Entre 2018 et 2020, plus de 18 000 mineurs ont disparu en Europe. Crédit : Picture alliance
Entre 2018 et 2020, plus de 18 000 mineurs ont disparu en Europe. Crédit : Picture alliance

Plus de 18 000 migrants mineurs ont disparu ces trois dernières années en Europe, selon le collectif de journalistes Lost in Europe qui se base sur des données officielles récoltées dans 31 pays. La France n'a elle fourni aucune donnée.

C'est un chiffre alarmant. Entre 2018 et 2020, plus de 18 000 mineurs non accompagnés, et donc vulnérables, ont disparu des écrans radars en Europe, selon l'organisation Lost in Europe, qui regroupe des journalistes d'investigation dans sept pays différents.

Ce constat est le fruit de plusieurs mois de travail des équipes de Lost in Europe auprès de 31 pays européens - les membres de l'Union européenne plus la Norvège, le Royaume uni, la Suisse et la Moldavie - au cours desquels elles ont pu mettre la main sur des chiffres officiels, et souvent incomplets.

Selon ces informations partielles, le plus grand nombre de disparitions est recensé en Italie (5 775 mineurs non-accompagnés disparus), en Belgique (2 642), en Grèce (2 118) et en Espagne (1 889).

Les mineurs en question sont majoritairement originaires du Maroc, avec près de 8 000 jeunes de cette nationalité ayant disparu ces trois dernières années (principalement en Espagne). Viennent ensuite l'Algérie avec 1 460 jeunes disparus, l'Érythrée (1171), la Guinée (1116), l'Afghanistan (952) et la Tunisie (822).

Entretien avec Adriana Homolova, data journaliste pour Lost in Europe.

InfoMigrants : Comment avez-vous procédé pour recueillir ces chiffres ?

Adriana Homolova : J'ai approché les représentants (ministères des Migrations, ministères de l'Intérieur, services de police…) des différents pays. Dans la grande majorité des cas, les États disposaient tous de données concernant les migrants mineurs ayant disparu sur leur territoire. 


Les dix nationalités les plus représentées parmi les migrants mineurs disparus. Crédit : Lost in Europe
Les dix nationalités les plus représentées parmi les migrants mineurs disparus. Crédit : Lost in Europe


Nous n'avons en revanche pas pu obtenir de statistiques auprès de quatre pays : la Grande-Bretagne, la Roumanie, le Danemark et la France. La France est le seul pays qui n'a pas répondu du tout à notre demande, ne serait-ce que pour nous dire qu'il n'y avait pas de données disponibles.

IM : Ces données sont-elles fiables selon vous?

A.H : Nous avons beaucoup d'interrogations sur ces données. Elles varient grandement d'un pays à l'autre. Elles sont très fiables en Suède et en Suisse, mais floues en Belgique ou aux Pays-Bas par exemple.

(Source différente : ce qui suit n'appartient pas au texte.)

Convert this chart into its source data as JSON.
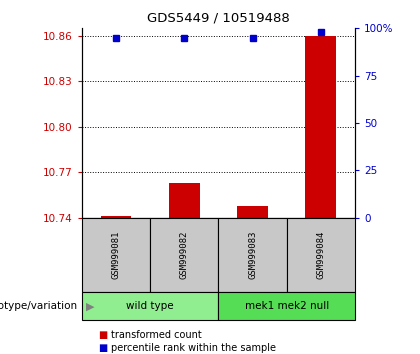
{
  "title": "GDS5449 / 10519488",
  "samples": [
    "GSM999081",
    "GSM999082",
    "GSM999083",
    "GSM999084"
  ],
  "bar_values": [
    10.741,
    10.763,
    10.748,
    10.86
  ],
  "bar_baseline": 10.74,
  "dot_values": [
    95.0,
    95.0,
    95.0,
    98.0
  ],
  "ylim_left": [
    10.74,
    10.865
  ],
  "ylim_right": [
    0,
    100
  ],
  "yticks_left": [
    10.74,
    10.77,
    10.8,
    10.83,
    10.86
  ],
  "ytick_labels_left": [
    "10.74",
    "10.77",
    "10.80",
    "10.83",
    "10.86"
  ],
  "yticks_right": [
    0,
    25,
    50,
    75,
    100
  ],
  "ytick_labels_right": [
    "0",
    "25",
    "50",
    "75",
    "100%"
  ],
  "bar_color": "#cc0000",
  "dot_color": "#0000cc",
  "groups": [
    {
      "label": "wild type",
      "samples": [
        0,
        1
      ],
      "color": "#90ee90"
    },
    {
      "label": "mek1 mek2 null",
      "samples": [
        2,
        3
      ],
      "color": "#55dd55"
    }
  ],
  "group_label_prefix": "genotype/variation",
  "sample_box_color": "#c8c8c8",
  "legend_items": [
    {
      "label": "transformed count",
      "color": "#cc0000"
    },
    {
      "label": "percentile rank within the sample",
      "color": "#0000cc"
    }
  ]
}
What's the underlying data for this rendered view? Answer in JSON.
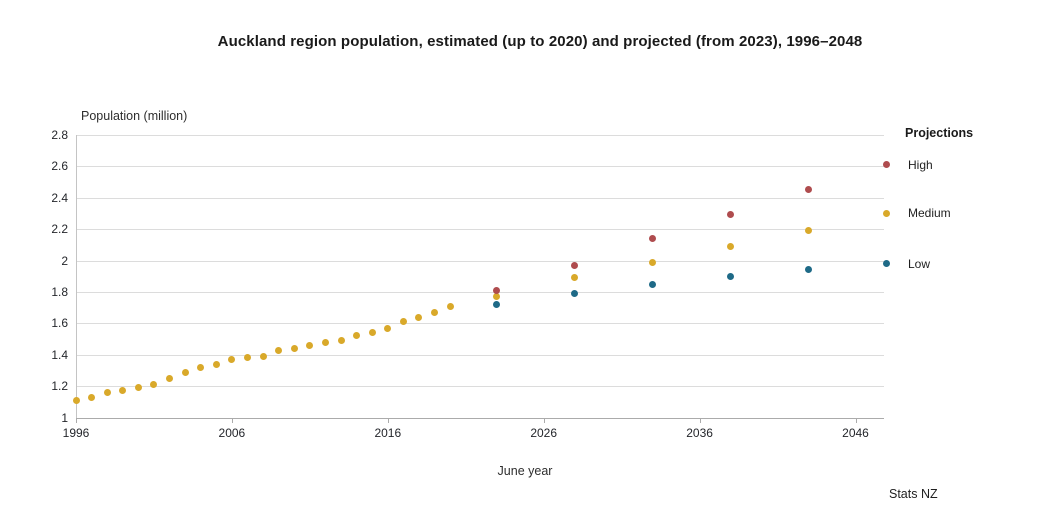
{
  "source_label": "Stats NZ",
  "chart_data": {
    "type": "scatter",
    "title": "Auckland region population, estimated (up to 2020) and projected (from 2023), 1996–2048",
    "ylabel": "Population (million)",
    "xlabel": "June year",
    "legend_title": "Projections",
    "legend_position": "right",
    "grid": "horizontal",
    "xlim": [
      1996,
      2048.5
    ],
    "ylim": [
      1.0,
      2.8
    ],
    "x_ticks": [
      1996,
      2006,
      2016,
      2026,
      2036,
      2046
    ],
    "y_ticks": [
      1,
      1.2,
      1.4,
      1.6,
      1.8,
      2,
      2.2,
      2.4,
      2.6,
      2.8
    ],
    "y_tick_labels": [
      "1",
      "1.2",
      "1.4",
      "1.6",
      "1.8",
      "2",
      "2.2",
      "2.4",
      "2.6",
      "2.8"
    ],
    "series": [
      {
        "name": "Estimated",
        "in_legend": false,
        "color": "#d9a92a",
        "x": [
          1996,
          1997,
          1998,
          1999,
          2000,
          2001,
          2002,
          2003,
          2004,
          2005,
          2006,
          2007,
          2008,
          2009,
          2010,
          2011,
          2012,
          2013,
          2014,
          2015,
          2016,
          2017,
          2018,
          2019,
          2020
        ],
        "y": [
          1.11,
          1.13,
          1.16,
          1.17,
          1.19,
          1.21,
          1.25,
          1.29,
          1.32,
          1.34,
          1.37,
          1.38,
          1.39,
          1.43,
          1.44,
          1.46,
          1.48,
          1.49,
          1.52,
          1.54,
          1.57,
          1.61,
          1.64,
          1.67,
          1.71
        ]
      },
      {
        "name": "Low",
        "in_legend": true,
        "color": "#1e6a87",
        "x": [
          2023,
          2028,
          2033,
          2038,
          2043,
          2048
        ],
        "y": [
          1.72,
          1.79,
          1.85,
          1.9,
          1.94,
          1.98
        ]
      },
      {
        "name": "Medium",
        "in_legend": true,
        "color": "#d9a92a",
        "x": [
          2023,
          2028,
          2033,
          2038,
          2043,
          2048
        ],
        "y": [
          1.77,
          1.89,
          1.99,
          2.09,
          2.19,
          2.3
        ]
      },
      {
        "name": "High",
        "in_legend": true,
        "color": "#af4c4e",
        "x": [
          2023,
          2028,
          2033,
          2038,
          2043,
          2048
        ],
        "y": [
          1.81,
          1.97,
          2.14,
          2.29,
          2.45,
          2.61
        ]
      }
    ]
  }
}
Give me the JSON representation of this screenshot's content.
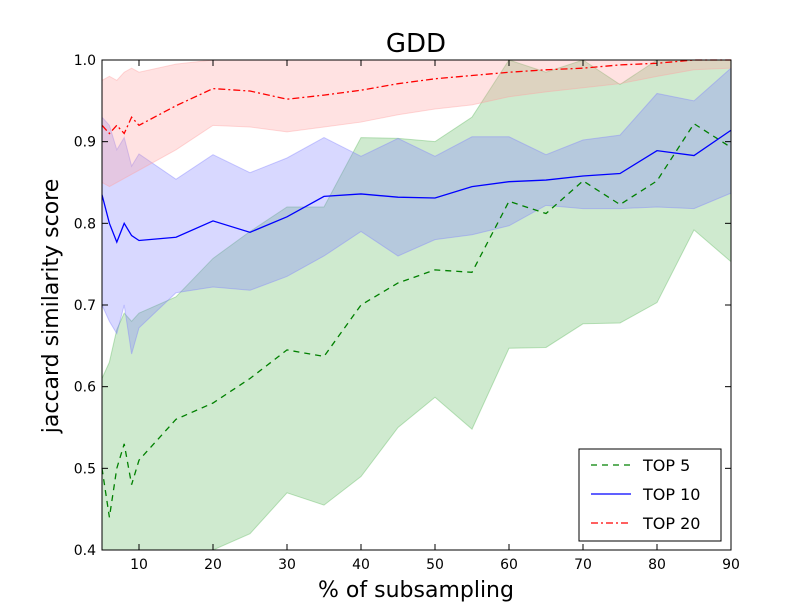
{
  "chart_data": {
    "type": "line",
    "title": "GDD",
    "xlabel": "% of subsampling",
    "ylabel": "jaccard similarity score",
    "xlim": [
      5,
      90
    ],
    "ylim": [
      0.4,
      1.0
    ],
    "x_ticks": [
      10,
      20,
      30,
      40,
      50,
      60,
      70,
      80,
      90
    ],
    "y_ticks": [
      0.4,
      0.5,
      0.6,
      0.7,
      0.8,
      0.9,
      1.0
    ],
    "x_tick_labels": [
      "10",
      "20",
      "30",
      "40",
      "50",
      "60",
      "70",
      "80",
      "90"
    ],
    "y_tick_labels": [
      "0.4",
      "0.5",
      "0.6",
      "0.7",
      "0.8",
      "0.9",
      "1.0"
    ],
    "grid": false,
    "legend": "bottom-right",
    "series": [
      {
        "name": "TOP 5",
        "color": "#008000",
        "fill_color": "#5fb85f",
        "line_style": "dashed",
        "x": [
          5,
          6,
          7,
          8,
          9,
          10,
          15,
          20,
          25,
          30,
          35,
          40,
          45,
          50,
          55,
          60,
          65,
          70,
          75,
          80,
          85,
          90
        ],
        "mean": [
          0.5,
          0.44,
          0.5,
          0.53,
          0.48,
          0.51,
          0.56,
          0.58,
          0.61,
          0.645,
          0.637,
          0.7,
          0.727,
          0.743,
          0.74,
          0.827,
          0.812,
          0.852,
          0.823,
          0.852,
          0.922,
          0.893
        ],
        "lower": [
          0.4,
          0.4,
          0.4,
          0.4,
          0.4,
          0.4,
          0.4,
          0.4,
          0.42,
          0.47,
          0.455,
          0.49,
          0.55,
          0.587,
          0.548,
          0.647,
          0.648,
          0.677,
          0.678,
          0.703,
          0.792,
          0.753
        ],
        "upper": [
          0.61,
          0.63,
          0.67,
          0.69,
          0.68,
          0.69,
          0.71,
          0.757,
          0.79,
          0.82,
          0.82,
          0.905,
          0.904,
          0.9,
          0.93,
          1.0,
          0.985,
          1.0,
          0.97,
          1.0,
          1.0,
          1.0
        ]
      },
      {
        "name": "TOP 10",
        "color": "#0000ff",
        "fill_color": "#7f7fff",
        "line_style": "solid",
        "x": [
          5,
          6,
          7,
          8,
          9,
          10,
          15,
          20,
          25,
          30,
          35,
          40,
          45,
          50,
          55,
          60,
          65,
          70,
          75,
          80,
          85,
          90
        ],
        "mean": [
          0.835,
          0.8,
          0.777,
          0.8,
          0.785,
          0.779,
          0.783,
          0.803,
          0.789,
          0.808,
          0.833,
          0.836,
          0.832,
          0.831,
          0.845,
          0.851,
          0.853,
          0.858,
          0.861,
          0.889,
          0.883,
          0.914
        ],
        "lower": [
          0.7,
          0.68,
          0.665,
          0.7,
          0.64,
          0.672,
          0.715,
          0.722,
          0.718,
          0.735,
          0.76,
          0.79,
          0.76,
          0.78,
          0.786,
          0.797,
          0.822,
          0.818,
          0.818,
          0.82,
          0.818,
          0.837
        ],
        "upper": [
          0.93,
          0.92,
          0.89,
          0.905,
          0.87,
          0.885,
          0.854,
          0.884,
          0.862,
          0.88,
          0.905,
          0.882,
          0.904,
          0.882,
          0.906,
          0.906,
          0.884,
          0.902,
          0.908,
          0.959,
          0.95,
          0.99
        ]
      },
      {
        "name": "TOP 20",
        "color": "#ff0000",
        "fill_color": "#ff9f9f",
        "line_style": "dashdot",
        "x": [
          5,
          6,
          7,
          8,
          9,
          10,
          15,
          20,
          25,
          30,
          35,
          40,
          45,
          50,
          55,
          60,
          65,
          70,
          75,
          80,
          85,
          90
        ],
        "mean": [
          0.92,
          0.91,
          0.92,
          0.91,
          0.93,
          0.92,
          0.944,
          0.965,
          0.962,
          0.952,
          0.957,
          0.963,
          0.971,
          0.977,
          0.981,
          0.985,
          0.988,
          0.99,
          0.994,
          0.996,
          1.0,
          1.0
        ],
        "lower": [
          0.85,
          0.845,
          0.85,
          0.855,
          0.86,
          0.865,
          0.89,
          0.92,
          0.918,
          0.912,
          0.918,
          0.924,
          0.933,
          0.94,
          0.945,
          0.955,
          0.961,
          0.966,
          0.971,
          0.98,
          0.988,
          0.99
        ],
        "upper": [
          0.975,
          0.98,
          0.975,
          0.985,
          0.99,
          0.985,
          0.995,
          1.0,
          1.0,
          1.0,
          1.0,
          1.0,
          1.0,
          1.0,
          1.0,
          1.0,
          1.0,
          1.0,
          1.0,
          1.0,
          1.0,
          1.0
        ]
      }
    ]
  }
}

Souvent, nous ne savons pas d'où elles viennent concrètement et, dans certains cas, nous ne savons pas à quelle période elles se réfèrent. Nous avons aussi des doutes liés aux méthodes d'enregistrement de ces migrants selon les différents pays : par exemple, si un enfant disparaît puis réapparaît, comment est-il enregistré ? Certains pays gardent la trace des mineurs disparus mais d'autres non, donc un migrant qui réapparaît n'équivaut pas forcément au retrait de son nom de la liste des disparus. D'autres pays ne se donnent même pas la peine d'enregistrer ces personnes, qu'ils considèrent de passage.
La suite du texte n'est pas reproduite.